For the record label, see Cetra Records.

The Cetra was a stringed musical instrument well known for its use in ancient times, belonging to the chordophone family. The instrument was initially constructed in wood, similar to the lyre, but with a larger harmonic case.

The cetra with these characteristics spread from ancient Greece, where it was played by professional citaredi, its use also spread to Rome and Corsica. Over the centuries its structure was altered further, until the term 'cetra' came to signify a pear-shaped instrument with a flat sound-board and a long neck, whose pairs of metal strings were plucked.

The term cetra also is sometimes used to refer to the cittern, a Renaissance instrument similar to the lute.

Use of the word in musical works

The name La Cetra was also used by a number of composers to entitle sets of their works. These composers included Legrenzi, Marcello and Vivaldi.

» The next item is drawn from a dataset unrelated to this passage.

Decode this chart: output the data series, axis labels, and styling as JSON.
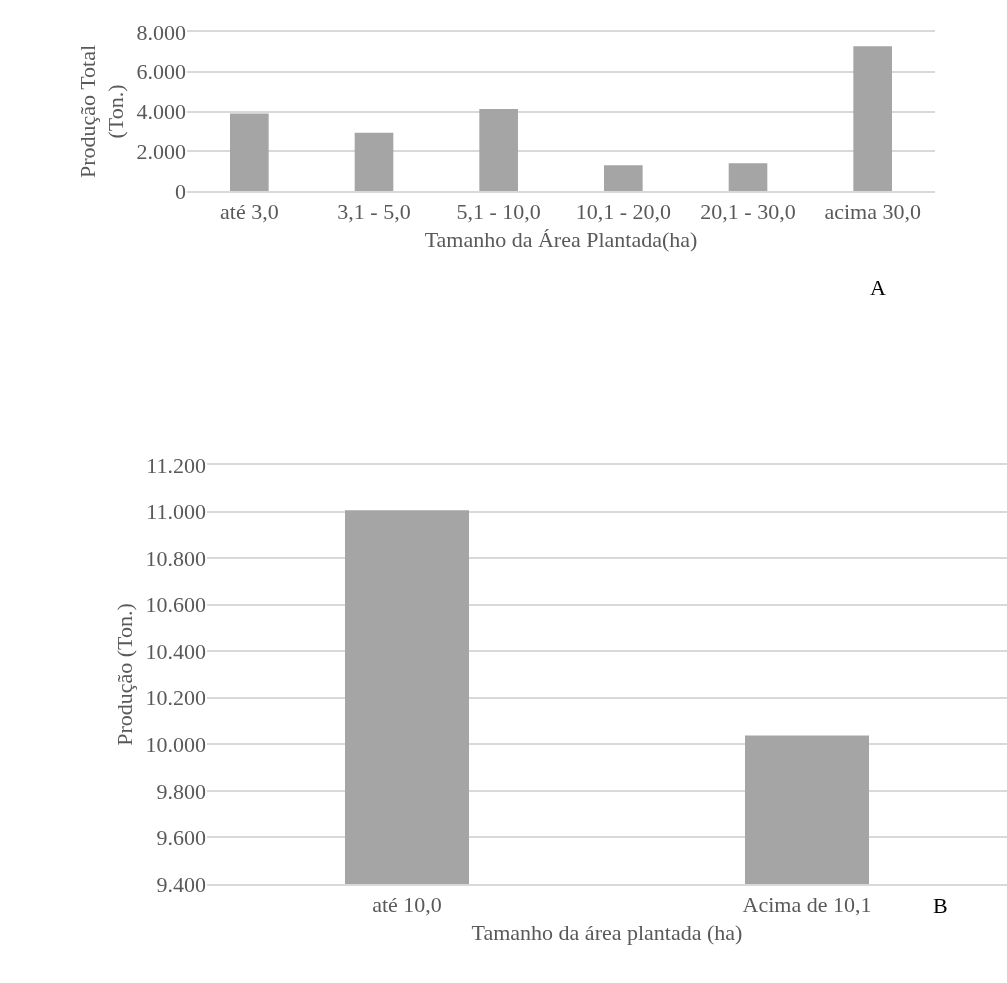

In Monteverdi's opera L'Orfeo (1607, libretto by Alessandro Striggio) Orpheus refers to his instrument as a Cetra (e.g. in the aria "Qual honor di te fia degno, mia cetra onnipotente", act 4).

References

  1. Legrenzi's La Cetra was published as Op. 10, though it was in fact Legrenzi’s 11th volume. It appears that his Venetian publisher, who had published his Op. 9 mass and psalms in 1667 some years before, was unaware of his Op. 10 solo motets published in Bologna in 1670. A manuscript copy dating from 1680 corrects the numbering, though a second edition, printed again in Venice in 1682, preserves the original numbering. See Stephen Bonta (ed), La Cetra. Sonate a due tre e quattro stromenti, libro quattro, opus 10, 1673, Department of Music, Harvard University, 1992, p. xv.
  2. Quite why Legrenzi chose to write for viols at this late date is unclear, though he did, at the time, have an association with the Mendicanti in Venice, which owned a number of viols; while the dedication is to the Emperor Leopold I, whose court also had viols at this time and indeed as late as the turn of the 18th century. See, for example, Peter Allsop, Cavalier Giovanni Battista Buonamente: Franciscan Violinist, Ashgate, 2005, pp. 61, 121.